Что делать оставшимся в пресловутой сервисной экономике? Либо учить русский язык (в Риге, например, многие банки практикуют языковые курсы для новых сотрудников), либо эмигрировать в Западную Европу. Благо английскому языку в школах Латвии учат, рынок труда Евросоюза един, внутренние границы ЕС с поправками на пандемию открыты, а большими европейскими экономиками традиционно востребована низкооплачиваемая рабочая сила с Востока.
Так и получается, что сама Латвия избавляет себя от новых поколений латышей и обрекает титульную нацию на вымирание.
Родина лишила латышей одних рабочих мест, закрыв эти самые места; других рабочих мест лишила тоже, закрыв доступ к изучению в Латвии русского языка.
Изменить ситуацию, изменив структуру экономики Латвии, невозможно.

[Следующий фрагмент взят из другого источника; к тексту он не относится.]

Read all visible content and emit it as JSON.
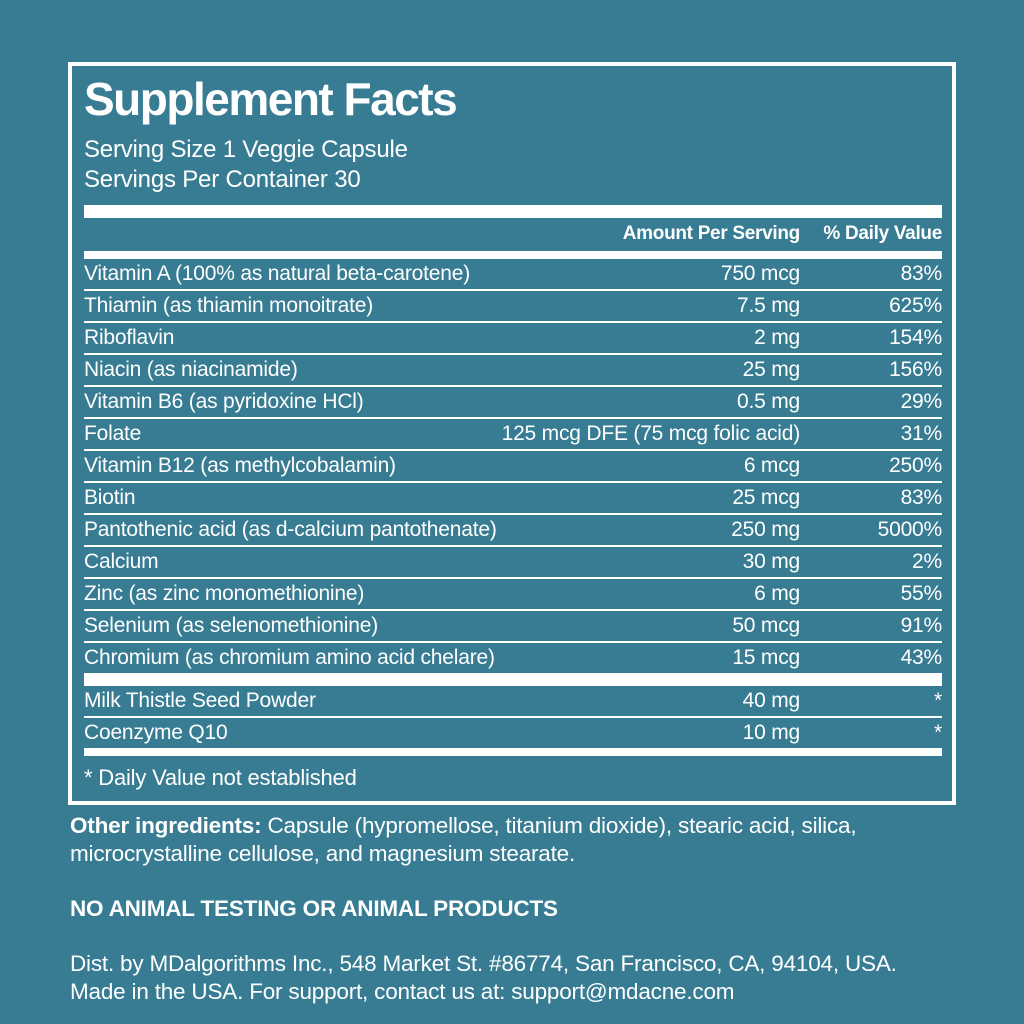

Весной премьер-министр Кришьянис Кариньш провозгласил курс на «новую индустриализацию»: над ним за это заявление смеются до сих пор. Ни единого значимого шага к возрождению в Латвии промышленной экономики сделано не было. Да и что тут сделаешь: ломать — не строить.
Результат: в «латышской Латвии» развилка для многих молодых латышей — учить русский язык или эмигрировать. Понятно, что национально ориентированных товарищей это бесит. «Чем больше умрет русскоязычных, тем лучше для латышского языка», — заявила в один день с выступлением президента Латвии о проблеме националистически настроенная помощница депутата латвийского Сейма.
За этой зоологической русофобией скрываются глубокий комплекс неполноценности и осознание собственного бессилия. Латыши как нация вымирают, а их язык исчезает.
И породила эту ситуация та самая «латышская Латвия», какой она была построена десятилетиями борьбы с «наследием оккупации».